Medtronic PLC has recalled about 650 ventilators in the U.S. because a software glitch may cause the machines to deliver too little oxygen to neonatal patients. It was the second serious recall of the breathing device in a year.

The affected ventilator is called the Puritan Bennett 980 Ventilator System. The Food and Drug Administration announced Wednesday that Medtronic started notifying hospitals in July of the latest issue, which the agency classified a Class 1 recall because the lack of oxygen can lead to injuries or death.

The PB980 is a touchscreen-controlled critical care ventilator intended for adults, kids and premature babies. The device was approved by the FDA in February 2014, one year before Minnesota-run Medtronic acquired its maker, Covidien PLC.

No reports of serious patient harm have surfaced in the latest recall, according to Medtronic.

The manufacturer received reports from the field that a particular breathing setting on the ventilator — called Volume Control Plus Mode (VC+) — may not deliver as much oxygen as intended when used in combination with another setting that humidifies the air for neonatal patients.

Medtronic has been sending out service engineers to configure the ventilators and remove the NeoMode capability setting, but the company says the device remains safe for all of its other uses on adults and pediatric patients.
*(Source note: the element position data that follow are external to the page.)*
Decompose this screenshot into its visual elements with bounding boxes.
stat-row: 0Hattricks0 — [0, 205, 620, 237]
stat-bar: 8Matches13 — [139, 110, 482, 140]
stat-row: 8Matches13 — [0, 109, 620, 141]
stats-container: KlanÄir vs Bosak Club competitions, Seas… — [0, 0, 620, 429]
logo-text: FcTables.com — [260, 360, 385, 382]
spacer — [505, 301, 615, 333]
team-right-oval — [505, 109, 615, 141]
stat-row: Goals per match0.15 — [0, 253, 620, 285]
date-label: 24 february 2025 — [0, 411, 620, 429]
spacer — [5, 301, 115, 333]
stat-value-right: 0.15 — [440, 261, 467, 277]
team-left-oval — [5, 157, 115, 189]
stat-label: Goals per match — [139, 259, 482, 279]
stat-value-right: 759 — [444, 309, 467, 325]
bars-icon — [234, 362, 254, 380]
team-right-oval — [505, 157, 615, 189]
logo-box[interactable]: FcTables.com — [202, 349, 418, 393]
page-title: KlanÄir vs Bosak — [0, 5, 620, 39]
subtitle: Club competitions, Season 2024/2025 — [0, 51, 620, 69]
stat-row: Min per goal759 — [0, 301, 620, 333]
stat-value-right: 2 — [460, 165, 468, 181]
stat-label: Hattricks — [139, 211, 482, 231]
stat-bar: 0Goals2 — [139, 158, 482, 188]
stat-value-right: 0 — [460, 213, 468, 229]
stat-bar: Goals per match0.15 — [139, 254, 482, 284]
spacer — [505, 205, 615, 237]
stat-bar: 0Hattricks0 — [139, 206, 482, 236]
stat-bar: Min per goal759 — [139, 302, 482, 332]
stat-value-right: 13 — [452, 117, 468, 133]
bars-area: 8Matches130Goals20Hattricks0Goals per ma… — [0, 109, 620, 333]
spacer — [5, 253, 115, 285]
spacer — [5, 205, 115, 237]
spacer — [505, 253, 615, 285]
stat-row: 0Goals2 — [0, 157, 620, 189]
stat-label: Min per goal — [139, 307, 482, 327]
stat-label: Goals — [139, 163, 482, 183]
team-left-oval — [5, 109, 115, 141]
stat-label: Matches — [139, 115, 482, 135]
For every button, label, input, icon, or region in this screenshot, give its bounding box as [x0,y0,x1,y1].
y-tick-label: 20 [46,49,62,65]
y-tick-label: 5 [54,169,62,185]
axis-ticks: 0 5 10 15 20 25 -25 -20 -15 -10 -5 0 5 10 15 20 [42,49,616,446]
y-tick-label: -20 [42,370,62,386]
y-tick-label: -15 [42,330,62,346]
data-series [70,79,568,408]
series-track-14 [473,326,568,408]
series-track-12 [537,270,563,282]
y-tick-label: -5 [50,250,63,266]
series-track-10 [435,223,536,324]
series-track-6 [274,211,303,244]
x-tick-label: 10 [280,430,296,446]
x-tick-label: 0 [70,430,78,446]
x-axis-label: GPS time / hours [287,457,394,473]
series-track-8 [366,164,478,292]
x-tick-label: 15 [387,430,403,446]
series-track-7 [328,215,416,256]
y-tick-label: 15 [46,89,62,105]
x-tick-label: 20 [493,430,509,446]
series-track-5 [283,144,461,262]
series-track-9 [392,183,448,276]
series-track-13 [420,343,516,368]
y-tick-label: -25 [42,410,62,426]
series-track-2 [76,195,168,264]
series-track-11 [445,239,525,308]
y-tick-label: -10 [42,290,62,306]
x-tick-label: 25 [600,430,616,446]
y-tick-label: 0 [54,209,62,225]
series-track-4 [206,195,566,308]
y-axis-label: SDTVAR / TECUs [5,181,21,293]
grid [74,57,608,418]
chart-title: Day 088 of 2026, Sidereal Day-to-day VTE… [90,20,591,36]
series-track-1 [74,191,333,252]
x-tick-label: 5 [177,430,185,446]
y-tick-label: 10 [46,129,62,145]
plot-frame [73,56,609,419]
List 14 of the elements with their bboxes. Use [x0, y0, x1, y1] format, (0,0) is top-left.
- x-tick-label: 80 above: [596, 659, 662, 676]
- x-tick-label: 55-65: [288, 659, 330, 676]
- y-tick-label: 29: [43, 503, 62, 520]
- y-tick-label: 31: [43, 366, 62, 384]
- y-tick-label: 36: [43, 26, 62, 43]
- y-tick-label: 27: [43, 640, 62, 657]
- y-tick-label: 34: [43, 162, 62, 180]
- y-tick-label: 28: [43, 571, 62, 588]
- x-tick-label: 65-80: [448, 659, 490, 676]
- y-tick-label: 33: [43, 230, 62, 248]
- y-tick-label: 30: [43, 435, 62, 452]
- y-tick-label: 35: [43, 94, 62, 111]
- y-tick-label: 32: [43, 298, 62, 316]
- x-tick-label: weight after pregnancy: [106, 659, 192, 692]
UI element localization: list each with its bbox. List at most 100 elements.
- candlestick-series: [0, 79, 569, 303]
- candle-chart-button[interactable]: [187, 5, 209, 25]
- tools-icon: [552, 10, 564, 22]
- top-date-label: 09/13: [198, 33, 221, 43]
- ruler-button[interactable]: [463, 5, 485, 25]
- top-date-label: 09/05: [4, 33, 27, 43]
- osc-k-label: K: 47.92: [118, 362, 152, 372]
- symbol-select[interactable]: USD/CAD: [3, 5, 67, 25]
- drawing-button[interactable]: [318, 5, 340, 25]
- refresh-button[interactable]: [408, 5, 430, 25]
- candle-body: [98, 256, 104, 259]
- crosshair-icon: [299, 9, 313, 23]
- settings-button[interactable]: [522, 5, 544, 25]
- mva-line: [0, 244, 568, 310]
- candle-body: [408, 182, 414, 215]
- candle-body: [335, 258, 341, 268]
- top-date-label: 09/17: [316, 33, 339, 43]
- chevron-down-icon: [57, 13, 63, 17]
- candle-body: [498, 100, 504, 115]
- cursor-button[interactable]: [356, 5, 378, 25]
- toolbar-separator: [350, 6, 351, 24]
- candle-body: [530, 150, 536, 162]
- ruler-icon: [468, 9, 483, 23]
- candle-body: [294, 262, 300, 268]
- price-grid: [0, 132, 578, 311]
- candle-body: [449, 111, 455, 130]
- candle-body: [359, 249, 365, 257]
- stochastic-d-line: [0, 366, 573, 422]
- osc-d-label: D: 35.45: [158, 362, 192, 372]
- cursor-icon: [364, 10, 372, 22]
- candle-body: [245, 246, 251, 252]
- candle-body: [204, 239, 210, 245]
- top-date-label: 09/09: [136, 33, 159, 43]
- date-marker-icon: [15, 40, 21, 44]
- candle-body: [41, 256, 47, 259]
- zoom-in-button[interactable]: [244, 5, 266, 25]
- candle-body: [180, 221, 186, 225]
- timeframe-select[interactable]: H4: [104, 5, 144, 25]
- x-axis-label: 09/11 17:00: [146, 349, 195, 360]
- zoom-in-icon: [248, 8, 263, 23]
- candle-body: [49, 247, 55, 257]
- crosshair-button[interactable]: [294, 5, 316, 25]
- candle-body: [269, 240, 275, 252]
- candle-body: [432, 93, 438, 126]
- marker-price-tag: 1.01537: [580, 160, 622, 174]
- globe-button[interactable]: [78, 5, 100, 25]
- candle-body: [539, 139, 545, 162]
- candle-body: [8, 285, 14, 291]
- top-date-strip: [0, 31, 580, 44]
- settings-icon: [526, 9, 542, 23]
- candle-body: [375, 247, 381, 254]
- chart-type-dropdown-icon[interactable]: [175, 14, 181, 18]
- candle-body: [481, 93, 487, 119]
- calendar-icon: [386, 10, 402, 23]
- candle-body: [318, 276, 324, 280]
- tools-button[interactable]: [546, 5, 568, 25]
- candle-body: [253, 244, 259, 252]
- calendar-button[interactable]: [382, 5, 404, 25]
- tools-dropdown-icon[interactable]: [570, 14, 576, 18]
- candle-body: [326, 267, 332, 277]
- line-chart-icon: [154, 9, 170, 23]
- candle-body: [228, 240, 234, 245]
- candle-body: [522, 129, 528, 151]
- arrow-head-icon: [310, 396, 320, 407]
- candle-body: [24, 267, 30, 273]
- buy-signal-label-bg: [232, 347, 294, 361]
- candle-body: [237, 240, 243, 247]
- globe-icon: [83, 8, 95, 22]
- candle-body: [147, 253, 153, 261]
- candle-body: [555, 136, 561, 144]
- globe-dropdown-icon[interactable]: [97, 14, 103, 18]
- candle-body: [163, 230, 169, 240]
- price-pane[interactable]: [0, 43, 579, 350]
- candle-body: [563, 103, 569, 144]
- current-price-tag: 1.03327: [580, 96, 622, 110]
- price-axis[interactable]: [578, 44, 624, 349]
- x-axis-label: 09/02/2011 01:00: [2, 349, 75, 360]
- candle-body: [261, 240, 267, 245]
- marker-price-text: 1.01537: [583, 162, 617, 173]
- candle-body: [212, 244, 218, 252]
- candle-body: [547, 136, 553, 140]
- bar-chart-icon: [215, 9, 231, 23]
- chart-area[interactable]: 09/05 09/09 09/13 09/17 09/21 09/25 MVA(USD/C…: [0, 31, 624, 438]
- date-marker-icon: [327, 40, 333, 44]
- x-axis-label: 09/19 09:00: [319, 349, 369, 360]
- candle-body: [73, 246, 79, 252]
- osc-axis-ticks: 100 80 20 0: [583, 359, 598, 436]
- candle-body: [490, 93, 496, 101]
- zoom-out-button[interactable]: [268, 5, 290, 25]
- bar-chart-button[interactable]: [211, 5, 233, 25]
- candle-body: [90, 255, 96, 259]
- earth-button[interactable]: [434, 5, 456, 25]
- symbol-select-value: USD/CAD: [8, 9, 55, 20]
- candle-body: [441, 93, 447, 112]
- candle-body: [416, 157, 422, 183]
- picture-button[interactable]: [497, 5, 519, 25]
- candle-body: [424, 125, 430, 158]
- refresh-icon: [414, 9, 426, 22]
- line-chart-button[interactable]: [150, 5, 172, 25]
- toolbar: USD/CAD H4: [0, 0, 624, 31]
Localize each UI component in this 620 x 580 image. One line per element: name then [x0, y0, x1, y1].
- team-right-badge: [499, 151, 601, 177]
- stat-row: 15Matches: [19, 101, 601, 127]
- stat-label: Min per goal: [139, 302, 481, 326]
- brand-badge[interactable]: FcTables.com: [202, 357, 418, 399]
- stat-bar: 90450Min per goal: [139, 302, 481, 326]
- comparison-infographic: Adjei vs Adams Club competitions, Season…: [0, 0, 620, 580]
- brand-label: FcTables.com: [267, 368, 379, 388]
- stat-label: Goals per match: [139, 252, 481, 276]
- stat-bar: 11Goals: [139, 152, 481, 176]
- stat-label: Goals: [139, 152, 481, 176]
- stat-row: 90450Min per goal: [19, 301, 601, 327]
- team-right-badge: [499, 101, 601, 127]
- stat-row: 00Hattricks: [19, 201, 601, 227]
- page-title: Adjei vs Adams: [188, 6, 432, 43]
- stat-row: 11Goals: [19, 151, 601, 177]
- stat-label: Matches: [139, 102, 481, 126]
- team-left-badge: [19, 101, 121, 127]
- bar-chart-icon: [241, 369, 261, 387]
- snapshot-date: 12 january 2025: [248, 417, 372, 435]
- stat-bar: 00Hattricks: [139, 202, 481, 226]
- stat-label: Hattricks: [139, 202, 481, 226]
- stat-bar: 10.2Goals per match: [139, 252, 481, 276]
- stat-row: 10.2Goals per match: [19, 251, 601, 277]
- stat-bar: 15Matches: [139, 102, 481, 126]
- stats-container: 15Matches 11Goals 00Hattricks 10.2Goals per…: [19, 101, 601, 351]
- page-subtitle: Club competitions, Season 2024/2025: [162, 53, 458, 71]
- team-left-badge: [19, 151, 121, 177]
“The issue identified with the VC+ ventilation setting in NeoMode does not impact the PB980’s ability to deliver accurate volumes to pediatric and adult patients,” Medtronic spokesman John Jordan said in an e-mailed statement.

In October 2014, the FDA announced a Covidien recall of 324 of the same model ventilators. The FDA notice said ventilators with older software versions may have a glitch that caused the machine to stop working if the air and oxygen supply lines were disconnected and then reattached.

“This can lead to serious health problems or death if the health care provider does not connect the patient to another ventilator or to a different form of breathing support,” the FDA’s notice last year said.

Medtronic shares closed at $71.55 Wednesday, up $2.02, or 2.9 percent. The company is scheduled to report its first-quarter earnings Thursday.